Posted: Nov 28, 2017 4:57 PM

The fall brings many welcome elements, like much needed rain and some cooler weather, but it also brings some unwelcome elements, like ticks.

Butte County Mosquito and Vector Control District officials say there's currently a spike in tick population around the county, which leads to medical concerns because ticks can carry many diseases, including Lyme disease.

Butte County Mosquito and Vector Control District Regional Supervisor Aaron Lumsden says there are many varieties in the area, but its deer ticks that are the most concerning.

“When we get to the summer, the numbers just really go down because they need the cool, moist weather to really sustain them,” he said.

He says ticks like dense and moist places, so lakes in the woods like the one in upper Bidwell Park are the perfect breeding ground.
“It’s cooler and it's really dense, so they like the areas where people are walking by and they're going to jump on you,” he said.

He said as long as you're near trees, grass, brush, or leaves, you're at risk, which is why the department encourages people to stay near the middle of the trail if you're worried about being bitten.

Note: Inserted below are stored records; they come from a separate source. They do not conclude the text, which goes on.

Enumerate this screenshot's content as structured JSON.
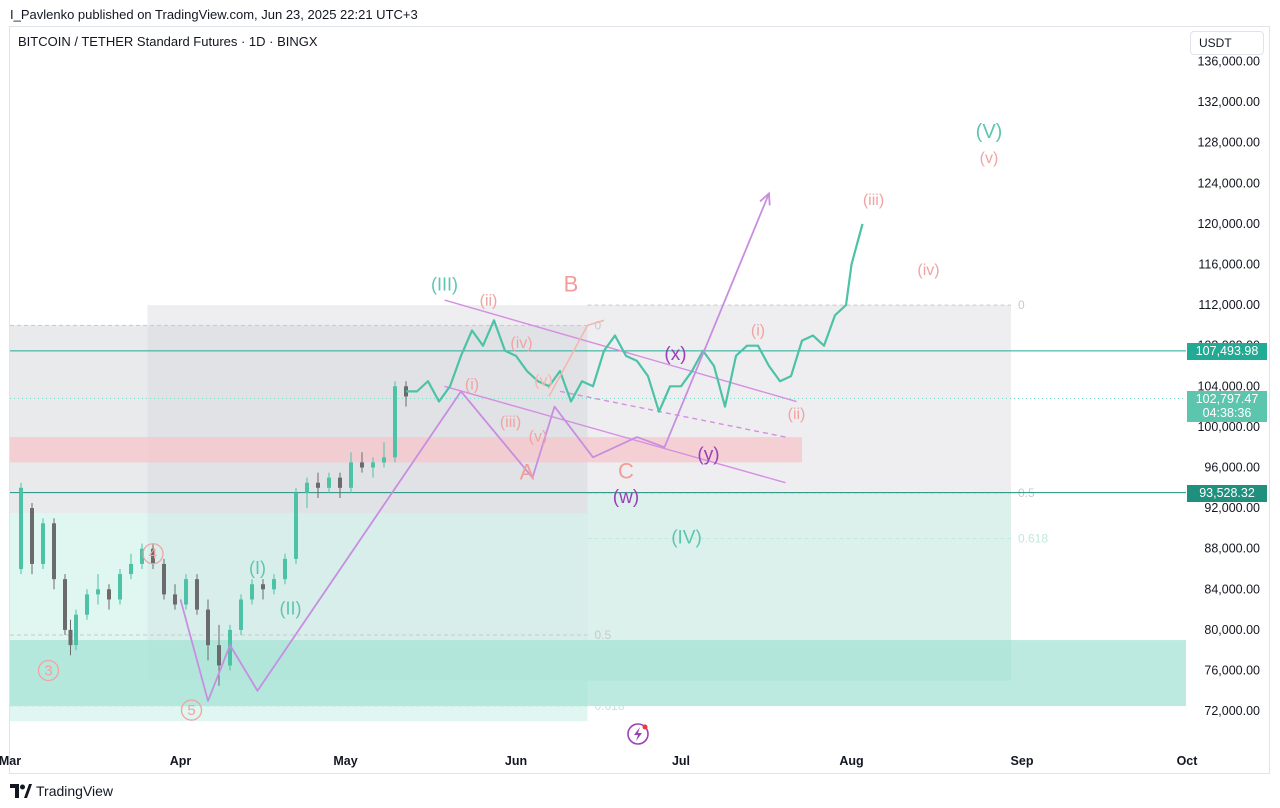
{
  "header": {
    "published": "I_Pavlenko published on TradingView.com, Jun 23, 2025 22:21 UTC+3"
  },
  "symbol": {
    "title": "BITCOIN / TETHER Standard Futures · 1D · BINGX"
  },
  "currency_button": "USDT",
  "footer": {
    "brand": "TradingView"
  },
  "colors": {
    "candle_up": "#4cc2a6",
    "candle_down": "#6b6b6b",
    "accent_teal": "#22ab94",
    "wave_teal": "#5ec5b0",
    "wave_salmon": "#f0a3a3",
    "wave_purple": "#9c3fb8",
    "path_purple": "#c88ee0",
    "support_zone": "#b8ebe0",
    "resistance_zone": "#f8d7da"
  },
  "price_tags": [
    {
      "id": "last-price-tag",
      "lines": [
        "107,493.98"
      ],
      "value": 107493.98,
      "color": "#22ab94"
    },
    {
      "id": "countdown-tag",
      "lines": [
        "102,797.47",
        "04:38:36"
      ],
      "value": 102797.47,
      "color": "#5cc5ad"
    },
    {
      "id": "support-line-tag",
      "lines": [
        "93,528.32"
      ],
      "value": 93528.32,
      "color": "#1f8f7e"
    }
  ],
  "chart_data": {
    "type": "candlestick",
    "y_axis": {
      "min": 72000,
      "max": 136000,
      "ticks": [
        "136,000.00",
        "132,000.00",
        "128,000.00",
        "124,000.00",
        "120,000.00",
        "116,000.00",
        "112,000.00",
        "108,000.00",
        "104,000.00",
        "100,000.00",
        "96,000.00",
        "92,000.00",
        "88,000.00",
        "84,000.00",
        "80,000.00",
        "76,000.00",
        "72,000.00"
      ]
    },
    "x_axis": {
      "ticks": [
        "Mar",
        "Apr",
        "May",
        "Jun",
        "Jul",
        "Aug",
        "Sep",
        "Oct"
      ],
      "tick_days": [
        0,
        31,
        61,
        92,
        122,
        153,
        184,
        214
      ]
    },
    "price_series": [
      [
        2,
        93000
      ],
      [
        4,
        86000
      ],
      [
        6,
        90000
      ],
      [
        8,
        85000
      ],
      [
        10,
        80000
      ],
      [
        11,
        77500
      ],
      [
        12,
        80500
      ],
      [
        14,
        83000
      ],
      [
        16,
        84000
      ],
      [
        18,
        83500
      ],
      [
        20,
        85000
      ],
      [
        22,
        86000
      ],
      [
        24,
        88500
      ],
      [
        26,
        87000
      ],
      [
        28,
        84000
      ],
      [
        30,
        82500
      ],
      [
        32,
        85000
      ],
      [
        34,
        82000
      ],
      [
        36,
        80000
      ],
      [
        37,
        78000
      ],
      [
        38,
        76000
      ],
      [
        40,
        80000
      ],
      [
        42,
        83000
      ],
      [
        44,
        84500
      ],
      [
        46,
        84000
      ],
      [
        48,
        85000
      ],
      [
        50,
        87000
      ],
      [
        52,
        93500
      ],
      [
        54,
        94500
      ],
      [
        56,
        94000
      ],
      [
        58,
        95000
      ],
      [
        60,
        94500
      ],
      [
        62,
        96500
      ],
      [
        64,
        97000
      ],
      [
        66,
        96500
      ],
      [
        68,
        98000
      ],
      [
        69,
        96500
      ],
      [
        70,
        104000
      ],
      [
        72,
        103500
      ],
      [
        74,
        103500
      ],
      [
        76,
        104500
      ],
      [
        78,
        102500
      ],
      [
        80,
        104000
      ],
      [
        82,
        107000
      ],
      [
        84,
        109500
      ],
      [
        86,
        108000
      ],
      [
        88,
        110500
      ],
      [
        90,
        107500
      ],
      [
        92,
        107000
      ],
      [
        94,
        105500
      ],
      [
        96,
        104500
      ],
      [
        98,
        104000
      ],
      [
        100,
        105500
      ],
      [
        102,
        102500
      ],
      [
        104,
        104500
      ],
      [
        106,
        104000
      ],
      [
        108,
        107500
      ],
      [
        110,
        109000
      ],
      [
        112,
        107000
      ],
      [
        114,
        106500
      ],
      [
        116,
        105000
      ],
      [
        118,
        101500
      ],
      [
        120,
        104000
      ],
      [
        122,
        104000
      ],
      [
        124,
        105500
      ],
      [
        126,
        107500
      ],
      [
        128,
        106000
      ],
      [
        130,
        102000
      ],
      [
        132,
        107000
      ],
      [
        134,
        108000
      ],
      [
        136,
        108000
      ],
      [
        138,
        106000
      ],
      [
        140,
        104500
      ],
      [
        142,
        105000
      ],
      [
        144,
        108500
      ],
      [
        146,
        109000
      ],
      [
        148,
        108000
      ],
      [
        150,
        111000
      ],
      [
        152,
        112000
      ],
      [
        153,
        116000
      ],
      [
        154,
        118000
      ],
      [
        155,
        120000
      ]
    ],
    "candles": [
      {
        "d": 2,
        "o": 86000,
        "h": 94500,
        "l": 85500,
        "c": 94000
      },
      {
        "d": 4,
        "o": 92000,
        "h": 92500,
        "l": 85500,
        "c": 86500
      },
      {
        "d": 6,
        "o": 86500,
        "h": 91000,
        "l": 86000,
        "c": 90500
      },
      {
        "d": 8,
        "o": 90500,
        "h": 91000,
        "l": 84000,
        "c": 85000
      },
      {
        "d": 10,
        "o": 85000,
        "h": 85500,
        "l": 79500,
        "c": 80000
      },
      {
        "d": 11,
        "o": 80000,
        "h": 81000,
        "l": 77500,
        "c": 78500
      },
      {
        "d": 12,
        "o": 78500,
        "h": 82000,
        "l": 78000,
        "c": 81500
      },
      {
        "d": 14,
        "o": 81500,
        "h": 84000,
        "l": 81000,
        "c": 83500
      },
      {
        "d": 16,
        "o": 83500,
        "h": 85500,
        "l": 82500,
        "c": 84000
      },
      {
        "d": 18,
        "o": 84000,
        "h": 84500,
        "l": 82000,
        "c": 83000
      },
      {
        "d": 20,
        "o": 83000,
        "h": 86000,
        "l": 82500,
        "c": 85500
      },
      {
        "d": 22,
        "o": 85500,
        "h": 87500,
        "l": 85000,
        "c": 86500
      },
      {
        "d": 24,
        "o": 86500,
        "h": 88500,
        "l": 86000,
        "c": 88000
      },
      {
        "d": 26,
        "o": 88000,
        "h": 88500,
        "l": 86000,
        "c": 86500
      },
      {
        "d": 28,
        "o": 86500,
        "h": 87000,
        "l": 83000,
        "c": 83500
      },
      {
        "d": 30,
        "o": 83500,
        "h": 84500,
        "l": 82000,
        "c": 82500
      },
      {
        "d": 32,
        "o": 82500,
        "h": 85500,
        "l": 82000,
        "c": 85000
      },
      {
        "d": 34,
        "o": 85000,
        "h": 85500,
        "l": 81500,
        "c": 82000
      },
      {
        "d": 36,
        "o": 82000,
        "h": 83000,
        "l": 77000,
        "c": 78500
      },
      {
        "d": 38,
        "o": 78500,
        "h": 80500,
        "l": 74500,
        "c": 76500
      },
      {
        "d": 40,
        "o": 76500,
        "h": 80500,
        "l": 76000,
        "c": 80000
      },
      {
        "d": 42,
        "o": 80000,
        "h": 83500,
        "l": 79500,
        "c": 83000
      },
      {
        "d": 44,
        "o": 83000,
        "h": 85000,
        "l": 82500,
        "c": 84500
      },
      {
        "d": 46,
        "o": 84500,
        "h": 85000,
        "l": 83000,
        "c": 84000
      },
      {
        "d": 48,
        "o": 84000,
        "h": 85500,
        "l": 83500,
        "c": 85000
      },
      {
        "d": 50,
        "o": 85000,
        "h": 87500,
        "l": 84500,
        "c": 87000
      },
      {
        "d": 52,
        "o": 87000,
        "h": 94000,
        "l": 86500,
        "c": 93500
      },
      {
        "d": 54,
        "o": 93500,
        "h": 95000,
        "l": 92000,
        "c": 94500
      },
      {
        "d": 56,
        "o": 94500,
        "h": 95500,
        "l": 93000,
        "c": 94000
      },
      {
        "d": 58,
        "o": 94000,
        "h": 95500,
        "l": 93500,
        "c": 95000
      },
      {
        "d": 60,
        "o": 95000,
        "h": 95500,
        "l": 93000,
        "c": 94000
      },
      {
        "d": 62,
        "o": 94000,
        "h": 97500,
        "l": 93500,
        "c": 96500
      },
      {
        "d": 64,
        "o": 96500,
        "h": 97500,
        "l": 95500,
        "c": 96000
      },
      {
        "d": 66,
        "o": 96000,
        "h": 97000,
        "l": 95000,
        "c": 96500
      },
      {
        "d": 68,
        "o": 96500,
        "h": 98500,
        "l": 96000,
        "c": 97000
      },
      {
        "d": 70,
        "o": 97000,
        "h": 104500,
        "l": 96500,
        "c": 104000
      },
      {
        "d": 72,
        "o": 104000,
        "h": 104500,
        "l": 102000,
        "c": 103000
      }
    ],
    "zones": [
      {
        "name": "grey-box-large",
        "d0": 25,
        "d1": 182,
        "p0": 112000,
        "p1": 75000,
        "fill": "#e2e3e8",
        "opacity": 0.6
      },
      {
        "name": "grey-box-left",
        "d0": 0,
        "d1": 105,
        "p0": 110000,
        "p1": 91500,
        "fill": "#d7d8dd",
        "opacity": 0.55
      },
      {
        "name": "resistance-zone",
        "d0": 0,
        "d1": 144,
        "p0": 99000,
        "p1": 96500,
        "fill": "#f5c6cb",
        "opacity": 0.75
      },
      {
        "name": "teal-box-bottom-left",
        "d0": 0,
        "d1": 105,
        "p0": 91500,
        "p1": 71000,
        "fill": "#c6efe4",
        "opacity": 0.55
      },
      {
        "name": "teal-box-right",
        "d0": 105,
        "d1": 182,
        "p0": 93500,
        "p1": 75000,
        "fill": "#c9f2e8",
        "opacity": 0.5
      },
      {
        "name": "support-zone-teal",
        "d0": 0,
        "d1": 216,
        "p0": 79000,
        "p1": 72500,
        "fill": "#a5e3d6",
        "opacity": 0.75
      }
    ],
    "fib_levels": [
      {
        "label": "0",
        "d0": 105,
        "d1": 182,
        "p": 112000,
        "color": "#c9c9c9"
      },
      {
        "label": "0.5",
        "d0": 105,
        "d1": 182,
        "p": 93500,
        "color": "#c9c9c9"
      },
      {
        "label": "0.618",
        "d0": 105,
        "d1": 182,
        "p": 89000,
        "color": "#c0e8de"
      },
      {
        "label": "0",
        "d0": 0,
        "d1": 105,
        "p": 110000,
        "color": "#c9c9c9"
      },
      {
        "label": "0.5",
        "d0": 0,
        "d1": 105,
        "p": 79500,
        "color": "#c9c9c9"
      },
      {
        "label": "0.618",
        "d0": 0,
        "d1": 105,
        "p": 72500,
        "color": "#c0e8de"
      }
    ],
    "lines": [
      {
        "name": "last-price-line",
        "p": 107493.98,
        "color": "#22ab94",
        "dash": false
      },
      {
        "name": "countdown-line",
        "p": 102797.47,
        "color": "#7ed6c4",
        "dash": true
      },
      {
        "name": "support-line",
        "p": 93528.32,
        "color": "#1f8f7e",
        "dash": false
      }
    ],
    "channel": [
      {
        "d0": 79,
        "p0": 112500,
        "d1": 143,
        "p1": 102500,
        "color": "#d58fe0"
      },
      {
        "d0": 79,
        "p0": 104000,
        "d1": 141,
        "p1": 94500,
        "color": "#d58fe0"
      },
      {
        "d0": 100,
        "p0": 103500,
        "d1": 141,
        "p1": 99000,
        "color": "#d58fe0",
        "dash": true
      }
    ],
    "projection_path": [
      [
        31,
        83000
      ],
      [
        36,
        73000
      ],
      [
        40,
        78500
      ],
      [
        45,
        74000
      ],
      [
        82,
        103500
      ],
      [
        95,
        95000
      ],
      [
        99,
        102000
      ],
      [
        106,
        97000
      ],
      [
        114,
        99000
      ],
      [
        119,
        98000
      ],
      [
        138,
        123000
      ]
    ],
    "small_path": [
      [
        98,
        103000
      ],
      [
        105,
        110000
      ],
      [
        108,
        110500
      ]
    ],
    "wave_labels": [
      {
        "text": "(III)",
        "d": 79,
        "p": 113900,
        "color": "#5ec5b0",
        "size": 18
      },
      {
        "text": "(I)",
        "d": 45,
        "p": 86000,
        "color": "#5ec5b0",
        "size": 18
      },
      {
        "text": "(II)",
        "d": 51,
        "p": 82000,
        "color": "#5ec5b0",
        "size": 18
      },
      {
        "text": "(IV)",
        "d": 123,
        "p": 89000,
        "color": "#5ec5b0",
        "size": 19
      },
      {
        "text": "(V)",
        "d": 178,
        "p": 129000,
        "color": "#5ec5b0",
        "size": 20
      },
      {
        "text": "(v)",
        "d": 178,
        "p": 126400,
        "color": "#f0a3a3",
        "size": 16
      },
      {
        "text": "(iii)",
        "d": 157,
        "p": 122300,
        "color": "#f0a3a3",
        "size": 16
      },
      {
        "text": "(iv)",
        "d": 167,
        "p": 115400,
        "color": "#f0a3a3",
        "size": 16
      },
      {
        "text": "(i)",
        "d": 136,
        "p": 109400,
        "color": "#f0a3a3",
        "size": 16
      },
      {
        "text": "(ii)",
        "d": 143,
        "p": 101200,
        "color": "#f0a3a3",
        "size": 16
      },
      {
        "text": "(ii)",
        "d": 87,
        "p": 112400,
        "color": "#f0a3a3",
        "size": 16
      },
      {
        "text": "(iv)",
        "d": 93,
        "p": 108200,
        "color": "#f0a3a3",
        "size": 16
      },
      {
        "text": "(i)",
        "d": 84,
        "p": 104100,
        "color": "#f0a3a3",
        "size": 16
      },
      {
        "text": "(iii)",
        "d": 91,
        "p": 100400,
        "color": "#f0a3a3",
        "size": 16
      },
      {
        "text": "(v)",
        "d": 96,
        "p": 99000,
        "color": "#f0a3a3",
        "size": 16
      },
      {
        "text": "(v)",
        "d": 97,
        "p": 104500,
        "color": "#f4b7b0",
        "size": 16
      },
      {
        "text": "B",
        "d": 102,
        "p": 113900,
        "color": "#f29d98",
        "size": 22
      },
      {
        "text": "A",
        "d": 94,
        "p": 95400,
        "color": "#f29d98",
        "size": 22
      },
      {
        "text": "C",
        "d": 112,
        "p": 95500,
        "color": "#f29d98",
        "size": 22
      },
      {
        "text": "(x)",
        "d": 121,
        "p": 107100,
        "color": "#9c3fb8",
        "size": 19
      },
      {
        "text": "(y)",
        "d": 127,
        "p": 97200,
        "color": "#9c3fb8",
        "size": 19
      },
      {
        "text": "(w)",
        "d": 112,
        "p": 93000,
        "color": "#9c3fb8",
        "size": 19
      }
    ],
    "circled_labels": [
      {
        "text": "4",
        "d": 26,
        "p": 87500,
        "color": "#f0a3a3"
      },
      {
        "text": "3",
        "d": 7,
        "p": 76000,
        "color": "#f0a3a3"
      },
      {
        "text": "5",
        "d": 33,
        "p": 72100,
        "color": "#f0a3a3"
      }
    ]
  }
}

“What we're worried about right now is the black legged tick, and that's the one that delivers Lyme disease to people,” Lumsden said.

It's more commonly known as the deer tick.

“Occasionally, there’s a bull’s eye rash, that's one tell-tale sign that you've had a tick bite and you possibly have Lyme disease.”

You may also develop flu like symptoms anywhere from 2-15 days after being bitten.

Lumen recommends that everyone treat clothing with insect repellant before going out into the woods, wear light colored clothing so you can see the ticks more easily, as well as thoroughly check yourself and your pets after coming back.

He also said if you find a tick on you and you're curious about what kind it is, you can put it in a jar or a zip lock bag with a wet tissue inside and bring it to the County Mosquito and Vector Control District in Oroville and they will identify it for you for free.